As mobile continues to explode, we will see technologies such as NFC (Near Field Communication) explode with it. If you don’t know, NFC allows for data exchange wirelessly between two devices in close proximity to each other. In other words, this is a fantastic technology, which would allow payments to be made with your mobile phone for products and services.
While this is not a brand new technology, the adoption of NFC and integration of it into smartphones will become mainstream in the next 12-24 months as the technology is being adopted in almost all new handsets. Let’s now explore some of the great things that NFC will enable us to do:
Purchasing Goods or Services – Buying groceries? Why pull out your credit card when you can simply hold your mobile phone to a NFC reader at the till.
Device to Device File Sharing – Want to share a file with a friend? Transfer a file from one device to another seamlessly – such as a video, or a photo.
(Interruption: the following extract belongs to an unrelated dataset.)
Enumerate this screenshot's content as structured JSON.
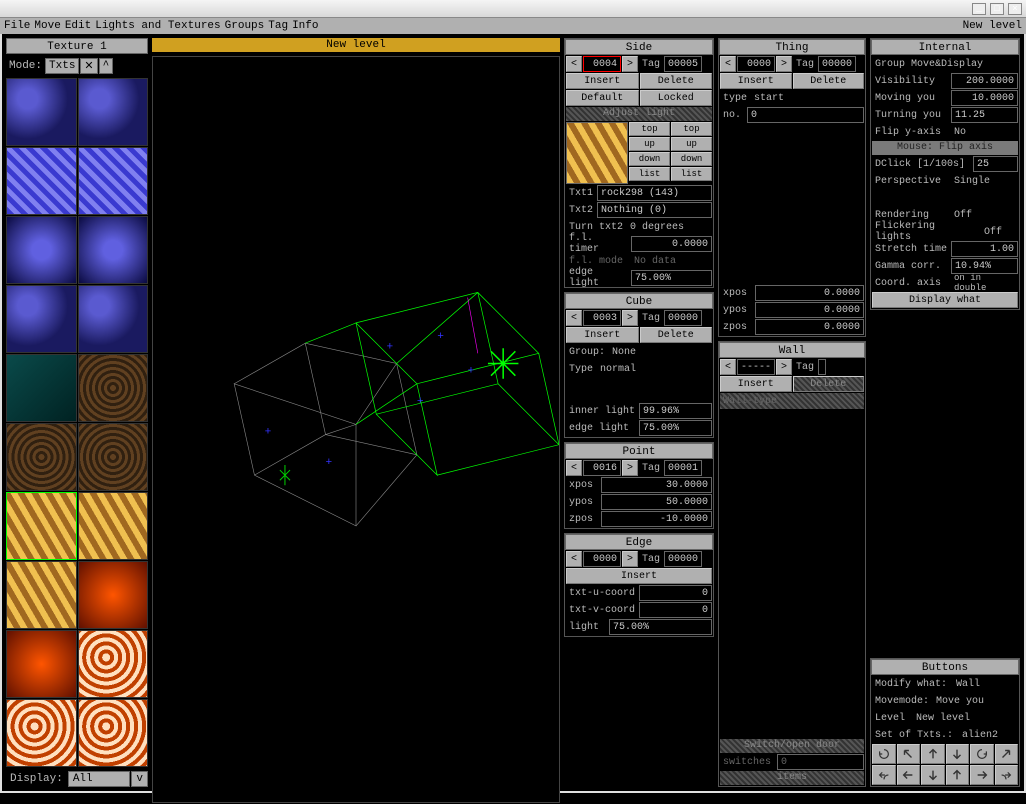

Contact Sharing – Just finished meeting people for the first time? Hold your smartphone to theirs and instantly have their contact information stored on your device.
Digital Boarding Cards – Forget boarding passes. Let’s now imagine just walking up to the counter and using your mobile phone to authenticate you before boarding an aircraft.
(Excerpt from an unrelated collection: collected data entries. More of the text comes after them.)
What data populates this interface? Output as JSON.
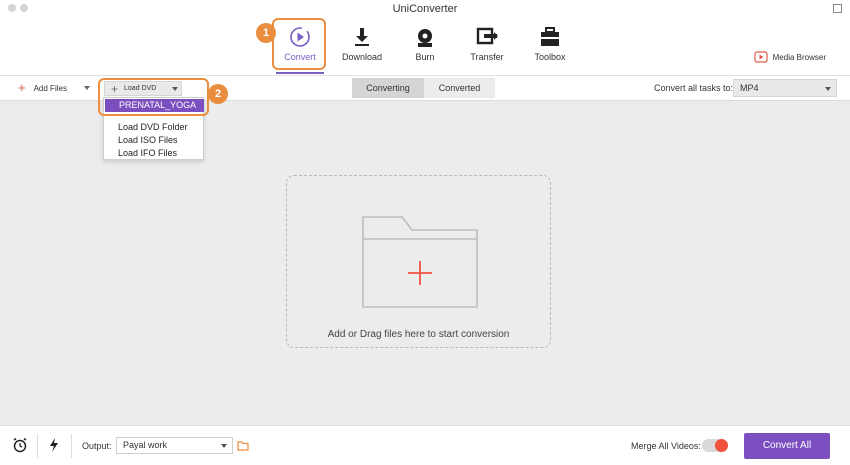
{
  "window": {
    "title": "UniConverter"
  },
  "toolbar": {
    "tabs": [
      {
        "label": "Convert",
        "icon": "convert-icon"
      },
      {
        "label": "Download",
        "icon": "download-icon"
      },
      {
        "label": "Burn",
        "icon": "burn-icon"
      },
      {
        "label": "Transfer",
        "icon": "transfer-icon"
      },
      {
        "label": "Toolbox",
        "icon": "toolbox-icon"
      }
    ],
    "media_browser": "Media Browser",
    "step_badges": [
      "1",
      "2"
    ]
  },
  "subbar": {
    "add_files": "Add Files",
    "load_dvd": "Load DVD",
    "segments": [
      "Converting",
      "Converted"
    ],
    "convert_all_label": "Convert all tasks to:",
    "format": "MP4"
  },
  "dropdown": {
    "items": [
      "PRENATAL_YOGA",
      "Load DVD Folder",
      "Load ISO Files",
      "Load IFO Files"
    ]
  },
  "dropzone": {
    "text": "Add or Drag files here to start conversion"
  },
  "footer": {
    "output_label": "Output:",
    "output_value": "Payal work",
    "merge_label": "Merge All Videos:",
    "convert_all_button": "Convert All"
  },
  "colors": {
    "accent": "#7b4fbf",
    "highlight": "#e98d3f",
    "plus": "#f0523e"
  }
}
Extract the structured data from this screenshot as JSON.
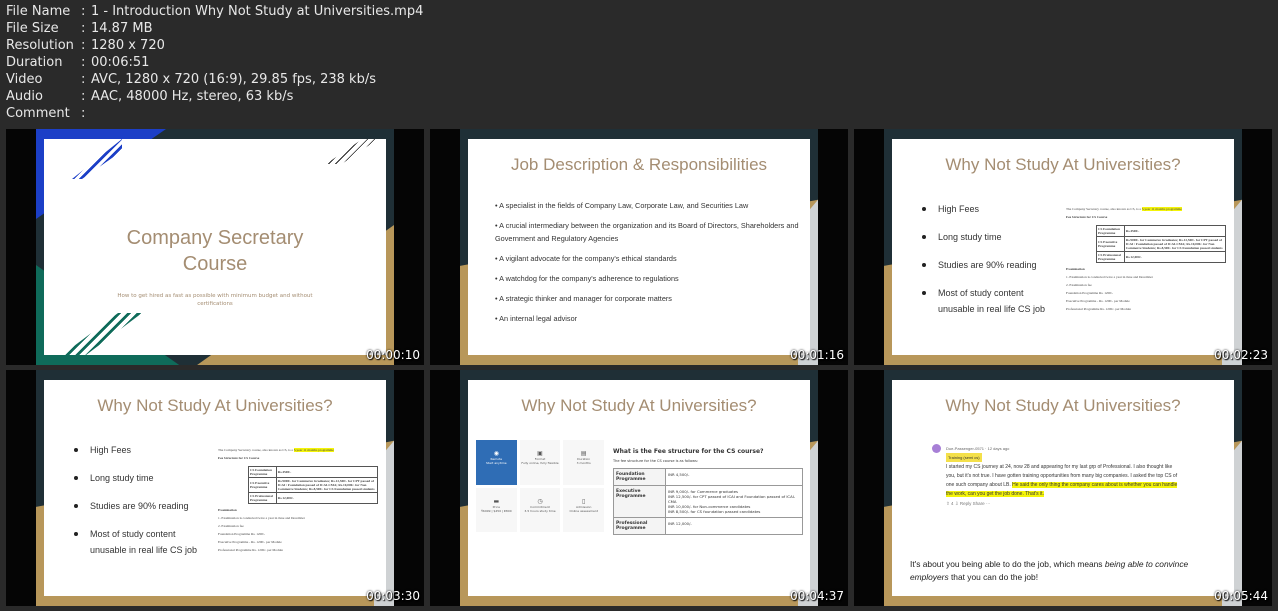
{
  "info": [
    {
      "key": "File Name",
      "value": "1 - Introduction Why Not Study at Universities.mp4"
    },
    {
      "key": "File Size",
      "value": "14.87 MB"
    },
    {
      "key": "Resolution",
      "value": "1280 x 720"
    },
    {
      "key": "Duration",
      "value": "00:06:51"
    },
    {
      "key": "Video",
      "value": "AVC, 1280 x 720 (16:9), 29.85 fps, 238 kb/s"
    },
    {
      "key": "Audio",
      "value": "AAC, 48000 Hz, stereo, 63 kb/s"
    },
    {
      "key": "Comment",
      "value": ""
    }
  ],
  "separator": ":",
  "thumbs": [
    {
      "time": "00:00:10",
      "title": "Company Secretary Course",
      "subtitle": "How to get hired as fast as possible with minimum budget and without certifications"
    },
    {
      "time": "00:01:16",
      "title": "Job Description & Responsibilities",
      "bullets": [
        "• A specialist in the fields of Company Law, Corporate Law, and Securities Law",
        "• A crucial intermediary between the organization and its Board of Directors, Shareholders and Government and Regulatory Agencies",
        "• A vigilant advocate for the company's ethical standards",
        "• A watchdog for the company's adherence to regulations",
        "• A strategic thinker and manager for corporate matters",
        "• An internal legal advisor"
      ]
    },
    {
      "time": "00:02:23",
      "title": "Why Not Study At Universities?"
    },
    {
      "time": "00:03:30",
      "title": "Why Not Study At Universities?"
    },
    {
      "time": "00:04:37",
      "title": "Why Not Study At Universities?"
    },
    {
      "time": "00:05:44",
      "title": "Why Not Study At Universities?"
    }
  ],
  "why": {
    "bullets": [
      "High Fees",
      "Long study time",
      "Studies are 90% reading",
      "Most of study content unusable in real life CS job"
    ],
    "intro": "The Company Secretary course, also known as CS, is a ",
    "highlight": "3-year 11 months programme",
    "fee_heading": "Fee Structure for CS Course",
    "rows": [
      [
        "CS Foundation Programme",
        "Rs.4500/-"
      ],
      [
        "CS Executive Programme",
        "Rs.9000/- for Commerce Graduates; Rs.12,500/- for CPT passed of ICAI / Foundation passed of ICAI-CMA; Rs.10,000/- for Non Commerce Students; Rs.8,500/- for CS Foundation passed students"
      ],
      [
        "CS Professional Programme",
        "Rs.12,000/-"
      ]
    ],
    "exam": "Examination",
    "exam1": "1. Examination is conducted twice a year in June and December",
    "exam2": "2. Examination fee",
    "fees": [
      "Foundation Programme  Rs. 1200/-",
      "Executive Programme  - Rs. 1200/- per Module",
      "Professional Programme  Rs. 1200/- per Module"
    ]
  },
  "slide5": {
    "tiles": [
      [
        "Remote",
        "Start anytime"
      ],
      [
        "Format",
        "Fully online, fully flexible"
      ],
      [
        "Duration",
        "3 months"
      ],
      [
        "Price",
        "₹6999 | $450 | €800"
      ],
      [
        "Commitment",
        "3-5 hours study time"
      ],
      [
        "Admission",
        "Online assessment"
      ]
    ],
    "heading": "What is the Fee structure for the CS course?",
    "sub": "The fee structure for the CS course is as follows:",
    "rows": [
      [
        "Foundation Programme",
        "INR 4,500/-"
      ],
      [
        "Executive Programme",
        "INR 9,000/- for Commerce graduates\nINR 12,500/- for CPT passed of ICAI and Foundation passed of ICAI-CMA\nINR 10,000/- for Non-commerce candidates\nINR 8,500/- for CS foundation passed candidates"
      ],
      [
        "Professional Programme",
        "INR 12,000/-"
      ]
    ]
  },
  "slide6": {
    "user": "Due-Passenger-0571",
    "age": "· 12 days ago",
    "flair": "Training (semi cs)",
    "text": "I started my CS journey at 24, now 28 and appearing for my last grp of Professional. I also thought like you, but it's not true. I have gotten training opportunities from many big companies. I asked the top CS of one such company about LB. ",
    "highlight": "He said the only thing the company cares about is whether you can handle the work, can you get the job done. That's it.",
    "votes": "4",
    "reply": "Reply",
    "share": "Share",
    "more": "···",
    "quote1": "It's about you being able to do the job, which means ",
    "quote_em": "being able to convince employers",
    "quote2": " that you can do the job!"
  }
}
These are just a few examples of how NFC will likely be used in the very near future. While these things will most certainly enhance our day-to-day life, it is important to understand that the bad guys will undoubtedly find ways to exploit and capture this sensitive information for financial gain.
While NFC may be a secure method of communication, it is only as secure as the operating system that is using it. While some operating systems may be “more secure” than others, vulnerabilities in software will always present themselves. Tapping on a simple web link on a mobile device could re-direct to exploit code which could take advantage of these vulnerabilities and extrapolate valuable and sensitive information.
Cyber criminals like to focus their efforts in areas where large quantities of people store sensitive information. If all mobiles devices start acting as a means to purchase products and services, it’s only a matter of time before the bad guys start finding ways to exploit and extract this information to make themselves money. We will most likely see malware written specifically to exploit the mobile operating system and applications as a means to get at this information. We haven’t even yet touched on privacy issues that could arise by applications taking advantage of understanding buying patterns or usage patterns of NFC.
So how can we protect ourselves from this new threat which will become much more prevalent in the next 12-24months? Like with traditional personal computers, we need to ensure our operating systems are always up to date. We also need to ensure that we are running reputable security software, which has the ability to analyze not only malicious files, but, malicious URL’s that may be accessed from these mobile devices. Likely means of being infected on a mobile device will be via a rogue application downloaded from a third party application store, or, via a web link. This means, that we must be careful of what we “tap” on, or, which applications we install on our devices. Ensure all applications come from reputable online application stores and fight the urge to “jailbreak” or “root” your personal device.
While most people have done an adequate job of educating themselves on how to keep their credit card information safe in the physical world, it is equally, if not more important to understand how to do this in the digital world.